Joseph practised as an attorney, and amassed considerable wealth. Besides property in various counties, he possessed a "pleasant little seat in Richmond, Surrey, called the Belvidere". When in town he lodged in the parish of St. Clement Danes, at the house of a Mrs. Mary Parr, to whom he left an annuity of £14 and all his effects in her possession. There he died on 27 March 1764, and was buried in Richmond Church on 2 April following (Lysons, Environs, iv. 611). He married Rebecca, daughter of Joseph Willmott, citizen and haberdasher of London. She was buried at Banstead, Surrey, on 1 October 1745 (will, P. C. C. 207, Edmonds), leaving no surviving issue. Administration of his estate, with will annexed, was granted at London on 30 March 1764 to Groves Wheeler, his nephew and residuary legatee (registered in P.C.C. 94, Simpson).

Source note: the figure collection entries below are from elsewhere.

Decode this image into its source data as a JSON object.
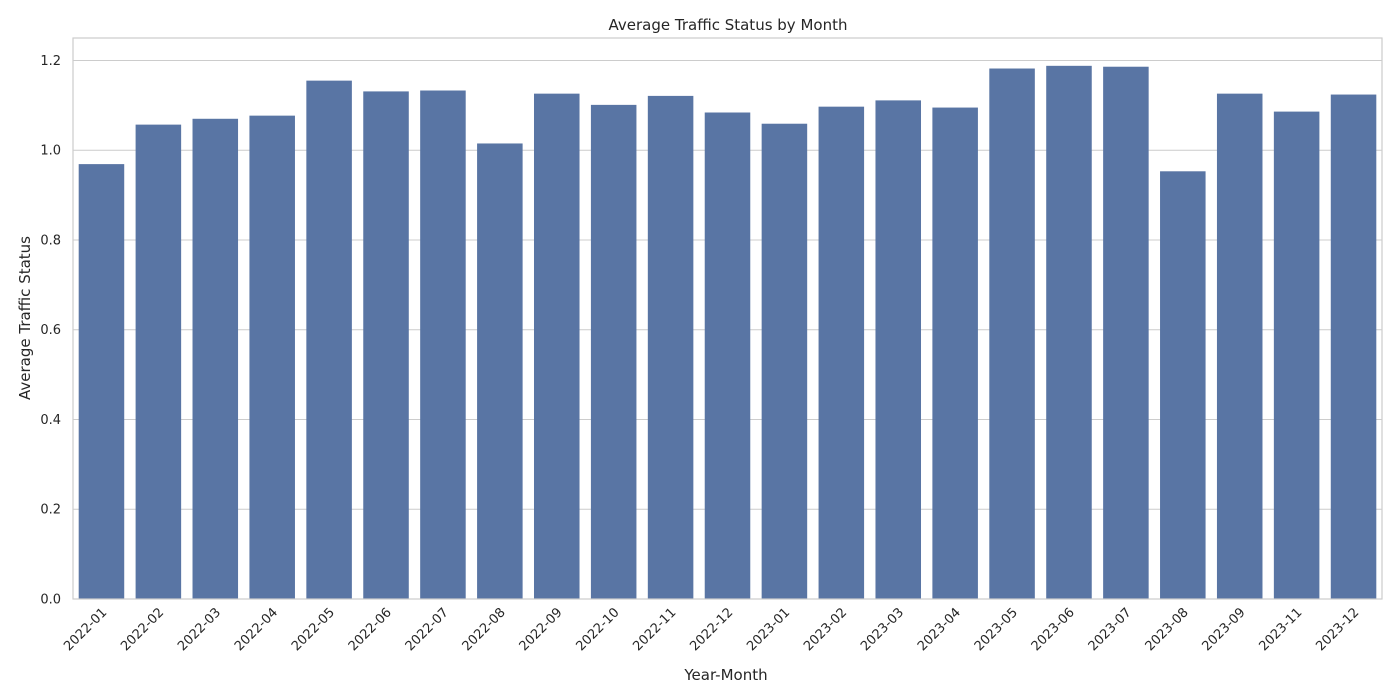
{
  "chart_data": {
    "type": "bar",
    "title": "Average Traffic Status by Month",
    "xlabel": "Year-Month",
    "ylabel": "Average Traffic Status",
    "categories": [
      "2022-01",
      "2022-02",
      "2022-03",
      "2022-04",
      "2022-05",
      "2022-06",
      "2022-07",
      "2022-08",
      "2022-09",
      "2022-10",
      "2022-11",
      "2022-12",
      "2023-01",
      "2023-02",
      "2023-03",
      "2023-04",
      "2023-05",
      "2023-06",
      "2023-07",
      "2023-08",
      "2023-09",
      "2023-11",
      "2023-12"
    ],
    "values": [
      0.969,
      1.057,
      1.07,
      1.077,
      1.155,
      1.131,
      1.133,
      1.015,
      1.126,
      1.101,
      1.121,
      1.084,
      1.059,
      1.097,
      1.111,
      1.095,
      1.182,
      1.188,
      1.186,
      0.953,
      1.126,
      1.086,
      1.124
    ],
    "ylim": [
      0,
      1.25
    ],
    "yticks": [
      "0.0",
      "0.2",
      "0.4",
      "0.6",
      "0.8",
      "1.0",
      "1.2"
    ],
    "grid": "horizontal",
    "bar_color": "#5975a4",
    "grid_color": "#cccccc",
    "frame_color": "#cccccc"
  }
}
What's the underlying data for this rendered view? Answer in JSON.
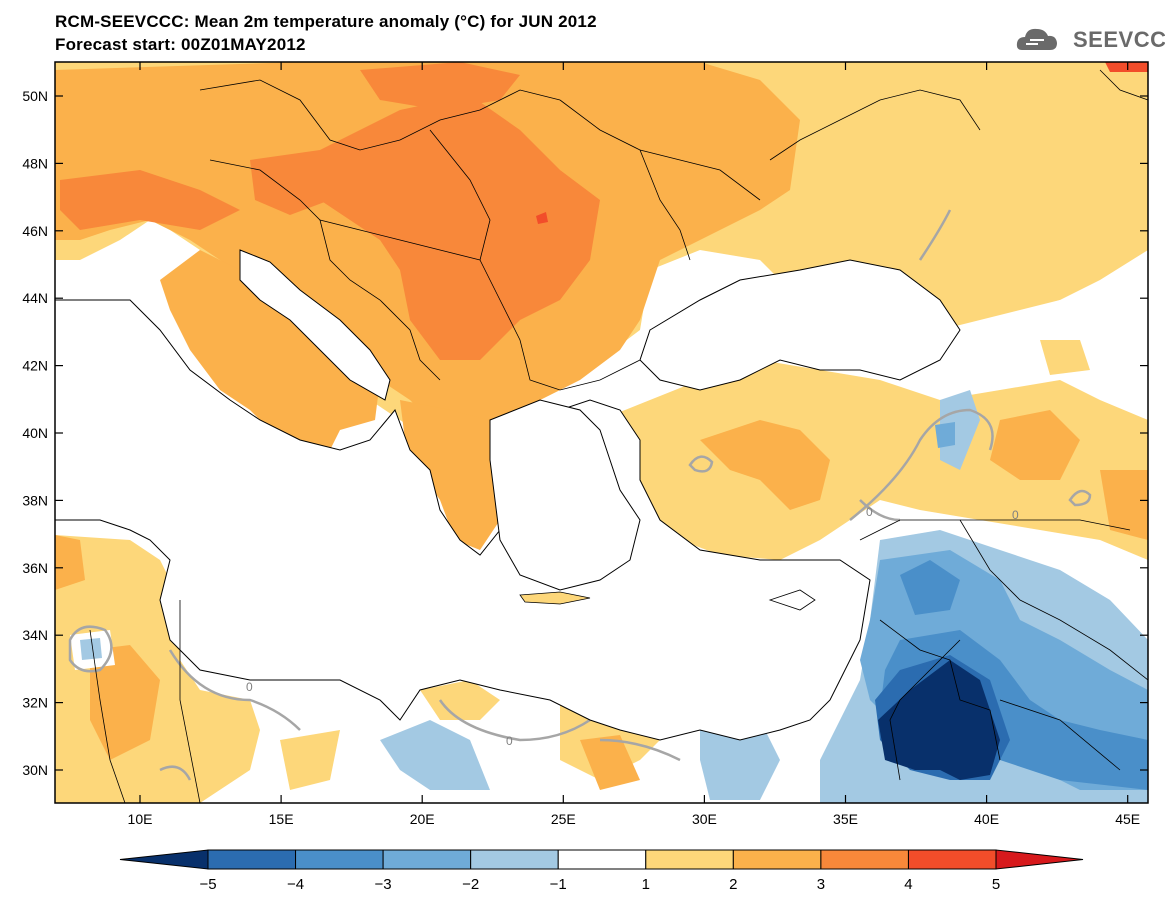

After his retirement from the practice of the law Grove unfortunately betook himself to bookmaking. His contributions to learning are of small value. He had a passion for 'adorning' his books with copper-plates, which from their unintentional comicality serve to relieve the heaviness of the text.

==Works==
Grove's writings are:

- The History of the Life and Times of Cardinal Wolsey … in which are interspersed the lives and memorable actions of the most eminent Persons … Collected from antient records, manuscripts, and historians, 4 vols. London, 1742–4.
- A Reply to the famous Jew Question. In which … is fully demonstrated, in opposition to that performance, that the Jews born here before the late act were never entitled to purchase and hold lands … In a letter to the Gentleman of Lincoln's Inn [Philip Carteret Webb]. By a Freeholder of the County of Surrey, London [1754].
- The Life of Henry VIII. By Mr. William Shakespear. In which are interspersed historical notes, moral reflections …in respect to … Cardinal Wolsey … By the Author of the History of the Life and Time of Cardinal Wolsey, London, 1758. He proposes, if kindly received, to add similar notes to Shakespeare's other historical plays.
- Two Dialogues in the Elysian Fields between Cardinal Wolsey and Cardinal Ximenes, To which are added historical Accounts of Wolsey's two Colleges and the Town of Ipswich, London, 1761.
- The Lives of all the [Cavendish] Earls and Dukes of Devonshire, &c., 8vo, London, 1764.

Other works were planned by him: (1) The History of the Life of King Henry VIII, and (2) Detached Pieces concerning Cardinal Wolsey with a preface "shewing the want of a Complete History of England," the whole to be embellished with copper-plates.